(FRANKFORT, Ky.) June 7, 2007 – State water officials are encouraging the practice of water conservation as rainfall deficits continue to build across Kentucky.
“We are experiencing hot, dry conditions that are usually associated with the summer months of July, August and September,” said Bill Caldwell of the Kentucky Division of Water. “These conditions have the potential of impacting water supplies across the state.”
Tuesday’s showers and thunderstorms brought short-term relief to some areas but were not sufficient to ease the moderate-to-severe drought developing across the state. The outlook for the next six to 10 days indicates another chance for showers and thunderstorms over the weekend and above-normal temperatures in the 90s.
“This is the time to resist watering lawns, hosing down sidewalks and patios and filling swimming pools,” said Caldwell. “It is also the time to take seriously the requests of water suppliers to conserve water. Management of short-term problems related to unusually high demand for water can be accomplished, but it requires the cooperation of all water users.”
Rainfall deficits of several inches at the end of April worsened in May when Kentucky received half its usual rainfall.
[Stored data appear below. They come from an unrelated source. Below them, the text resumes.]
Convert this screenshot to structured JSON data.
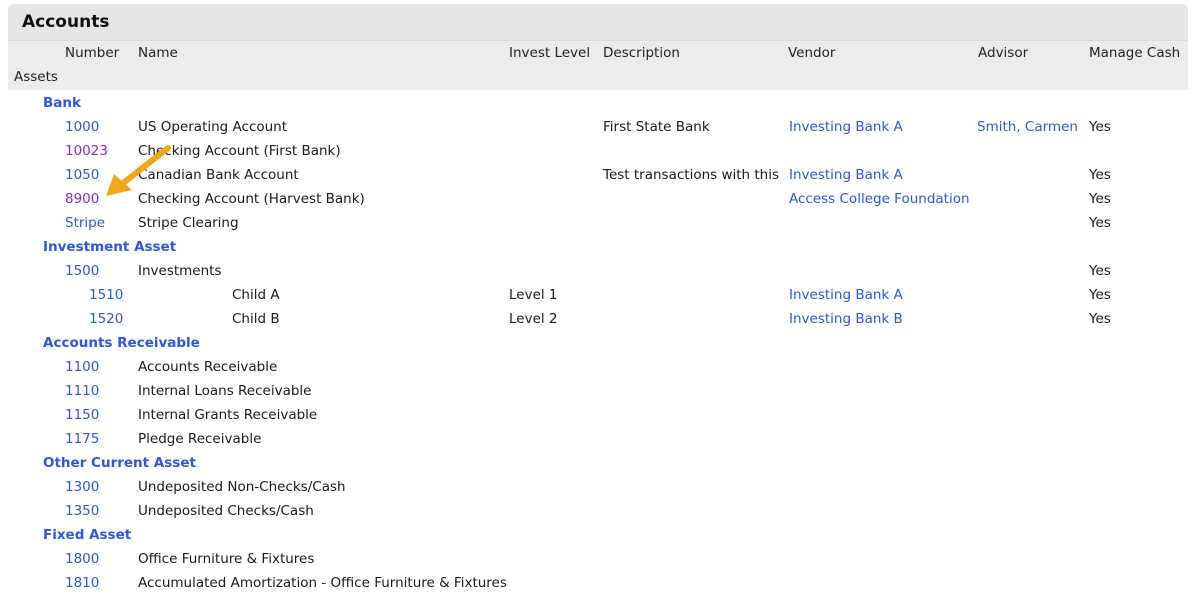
{
  "page_title": "Accounts",
  "columns": {
    "number": "Number",
    "name": "Name",
    "invest_level": "Invest Level",
    "description": "Description",
    "vendor": "Vendor",
    "advisor": "Advisor",
    "manage_cash": "Manage Cash"
  },
  "section": "Assets",
  "categories": {
    "bank": "Bank",
    "investment_asset": "Investment Asset",
    "accounts_receivable": "Accounts Receivable",
    "other_current_asset": "Other Current Asset",
    "fixed_asset": "Fixed Asset"
  },
  "rows": {
    "r1000": {
      "number": "1000",
      "name": "US Operating Account",
      "description": "First State Bank",
      "vendor": "Investing Bank A",
      "advisor": "Smith, Carmen",
      "manage_cash": "Yes"
    },
    "r10023": {
      "number": "10023",
      "name": "Checking Account (First Bank)"
    },
    "r1050": {
      "number": "1050",
      "name": "Canadian Bank Account",
      "description": "Test transactions with this",
      "vendor": "Investing Bank A",
      "manage_cash": "Yes"
    },
    "r8900": {
      "number": "8900",
      "name": "Checking Account (Harvest Bank)",
      "vendor": "Access College Foundation",
      "manage_cash": "Yes"
    },
    "rstripe": {
      "number": "Stripe",
      "name": "Stripe Clearing",
      "manage_cash": "Yes"
    },
    "r1500": {
      "number": "1500",
      "name": "Investments",
      "manage_cash": "Yes"
    },
    "r1510": {
      "number": "1510",
      "name": "Child A",
      "invest_level": "Level 1",
      "vendor": "Investing Bank A",
      "manage_cash": "Yes"
    },
    "r1520": {
      "number": "1520",
      "name": "Child B",
      "invest_level": "Level 2",
      "vendor": "Investing Bank B",
      "manage_cash": "Yes"
    },
    "r1100": {
      "number": "1100",
      "name": "Accounts Receivable"
    },
    "r1110": {
      "number": "1110",
      "name": "Internal Loans Receivable"
    },
    "r1150": {
      "number": "1150",
      "name": "Internal Grants Receivable"
    },
    "r1175": {
      "number": "1175",
      "name": "Pledge Receivable"
    },
    "r1300": {
      "number": "1300",
      "name": "Undeposited Non-Checks/Cash"
    },
    "r1350": {
      "number": "1350",
      "name": "Undeposited Checks/Cash"
    },
    "r1800": {
      "number": "1800",
      "name": "Office Furniture & Fixtures"
    },
    "r1810": {
      "number": "1810",
      "name": "Accumulated Amortization - Office Furniture & Fixtures"
    }
  },
  "colors": {
    "link": "#2d55e8",
    "visited_link": "#8a2bd1",
    "arrow": "#f0a818",
    "header_bg": "#e6e6e6"
  },
  "icons": {
    "annotation": "arrow-annotation-icon"
  }
}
Current rainfall deficits range from six to 10 inches across large parts of west, central and eastern Kentucky to four to eight inches in parts of northern and south-central Kentucky and areas along the Ohio River.
Over the next few months, normal rainfall plus an additional six to seven inches will be needed to return the Palmer drought status to a “normal” condition.
Low stream flow, another consequence of rainfall shortages, was observed as early as February of this year, with sporadic relief from occasional rain in March and April.
“For most of May, stream flows declined across a large portion of Kentucky and many gauged streams located in the four climatic divisions now have flow that is severely-to-extremely low,” said Caldwell.
While there have been no reports of water supply shortages due to the lack of rainfall, unusually high demands for water have placed a burden on water treatment, storage and distribution systems in 12 counties. In the past two weeks, reports of low water pressure, boil water advisories or no water service have come from Bourbon, Casey, Estill, Garrard, Grant, Harrison, Mercer, Pulaski, Russell, Scott, Shelby and Woodford counties.